Giulia Caminito. Scrivere è disertare l’ovvio

Giulia Caminito © Andrea Ottaviani

Tra le voci più originali della narrativa italiana contemporanea, l’autrice de “L’acqua del lago non è mai dolce” sceglie sempre strade inaspettate. E non risparmia il mondo culturale che conosce dall’interno, avendo lavorato come redattrice ed editor, offrendo uno sguardo diretto su dinamiche precarie e soffocanti. Con il suo ultimo romanzo sfida le aspettative del mercato, esplorando dolore, memoria e identità fuori dai cliché dell’autofiction

Giulia Caminito può essere considerata un “talento generazionale” della narrativa italiana, di quelli che si palesano una volta ogni dieci o quindici anni. Nata a Roma nel 1988, ha già al suo attivo quattro romanzi.

Il suo esordio “La grande A” (Giunti, 2016), premiato con il Bagutta opera prima, intreccia storia familiare e memorie, viaggiando tra Italia e Africa durante il fascismo e il dopoguerra. Caminito ha continuato a esplorare temi legati alla memoria, alla storia e alle relazioni interpersonali nei suoi lavori successivi. Il percorso è proseguito con “Un giorno verrà” (Bompiani, 2019), un affresco che cattura la vita di un borgo marchigiano tra fine Ottocento e Grande guerra, esplorando le dinamiche sociali e i destini individuali. Nel 2021 è uscita la sua opera più celebre, “L’acqua del lago non è mai dolce” (Bompiani, 2021), un romanzo che esplora la vita di una famiglia proletaria sulle rive del lago di Bracciano, ad Anguillara Sabazia.
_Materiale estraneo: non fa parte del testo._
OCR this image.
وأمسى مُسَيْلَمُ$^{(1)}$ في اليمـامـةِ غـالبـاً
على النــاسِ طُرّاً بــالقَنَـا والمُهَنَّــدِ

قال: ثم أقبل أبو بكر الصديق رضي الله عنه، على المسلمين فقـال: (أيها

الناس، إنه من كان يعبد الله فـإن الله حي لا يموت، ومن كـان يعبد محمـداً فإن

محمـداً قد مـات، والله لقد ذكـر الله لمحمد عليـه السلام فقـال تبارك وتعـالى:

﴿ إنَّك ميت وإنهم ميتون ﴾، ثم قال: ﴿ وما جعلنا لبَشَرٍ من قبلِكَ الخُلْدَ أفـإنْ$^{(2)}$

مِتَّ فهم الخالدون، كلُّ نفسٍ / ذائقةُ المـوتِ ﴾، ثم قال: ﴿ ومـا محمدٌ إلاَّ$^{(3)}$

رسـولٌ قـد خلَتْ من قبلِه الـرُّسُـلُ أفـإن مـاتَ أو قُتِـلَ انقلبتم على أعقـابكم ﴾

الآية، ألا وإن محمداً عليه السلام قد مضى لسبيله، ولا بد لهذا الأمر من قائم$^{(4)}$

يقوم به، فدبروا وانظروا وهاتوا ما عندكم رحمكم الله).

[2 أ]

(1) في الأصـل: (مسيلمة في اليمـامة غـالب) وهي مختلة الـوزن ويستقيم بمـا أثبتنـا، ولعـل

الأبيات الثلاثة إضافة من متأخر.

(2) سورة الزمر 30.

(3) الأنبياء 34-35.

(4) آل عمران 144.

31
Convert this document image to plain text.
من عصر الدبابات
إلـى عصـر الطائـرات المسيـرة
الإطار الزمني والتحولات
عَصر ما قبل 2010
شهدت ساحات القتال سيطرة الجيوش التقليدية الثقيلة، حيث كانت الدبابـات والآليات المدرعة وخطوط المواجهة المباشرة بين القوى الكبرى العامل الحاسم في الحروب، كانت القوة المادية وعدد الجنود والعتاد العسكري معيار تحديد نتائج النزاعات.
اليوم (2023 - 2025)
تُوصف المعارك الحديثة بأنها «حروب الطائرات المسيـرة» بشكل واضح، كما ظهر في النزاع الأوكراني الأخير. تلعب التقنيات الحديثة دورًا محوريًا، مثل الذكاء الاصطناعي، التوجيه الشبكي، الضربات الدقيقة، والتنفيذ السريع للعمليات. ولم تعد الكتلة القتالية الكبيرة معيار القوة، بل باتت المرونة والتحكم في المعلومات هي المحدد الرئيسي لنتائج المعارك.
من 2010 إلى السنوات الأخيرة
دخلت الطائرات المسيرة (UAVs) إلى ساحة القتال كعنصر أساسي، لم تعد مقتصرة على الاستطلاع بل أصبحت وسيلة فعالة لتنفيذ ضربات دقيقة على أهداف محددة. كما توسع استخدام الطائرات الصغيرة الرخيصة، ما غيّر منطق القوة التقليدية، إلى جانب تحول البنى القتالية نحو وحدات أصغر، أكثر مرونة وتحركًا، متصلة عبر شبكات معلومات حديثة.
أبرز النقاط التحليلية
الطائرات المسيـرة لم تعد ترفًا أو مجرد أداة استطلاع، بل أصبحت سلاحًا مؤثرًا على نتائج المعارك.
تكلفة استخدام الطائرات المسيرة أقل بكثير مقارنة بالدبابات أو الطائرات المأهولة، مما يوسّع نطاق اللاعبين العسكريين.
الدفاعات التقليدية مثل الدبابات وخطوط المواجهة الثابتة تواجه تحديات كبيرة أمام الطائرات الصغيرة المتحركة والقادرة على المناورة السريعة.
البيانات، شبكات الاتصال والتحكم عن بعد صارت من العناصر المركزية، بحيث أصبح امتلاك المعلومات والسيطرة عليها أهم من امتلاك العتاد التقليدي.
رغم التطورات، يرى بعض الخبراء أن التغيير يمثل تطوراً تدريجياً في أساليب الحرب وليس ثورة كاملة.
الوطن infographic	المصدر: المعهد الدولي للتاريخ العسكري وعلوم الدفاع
Finalista al Premio Strega e vincitrice del Premio Campiello, questo romanzo è stato tradotto in venti lingue ed è considerato uno dei suoi lavori più significativi.

Oltre alla scrittura, Caminito si dedica anche a progetti culturali e corsi di formazione. Ad esempio, ha partecipato al corso, organizzato dalla scuola di scrittura Belville di Milano, “Ritratto di famiglia“, dove esplora le storie familiari come fonte di ispirazione per la letteratura. Inoltre è coinvolta in diversi progetti che riflettono una sensibilità femminista e una forte attenzione verso le questioni di genere. Tra questi, spicca la campagna letteraria Unite contro la violenza di genere, lanciata dopo il femminicidio di Giulia Cecchettin nel 2023.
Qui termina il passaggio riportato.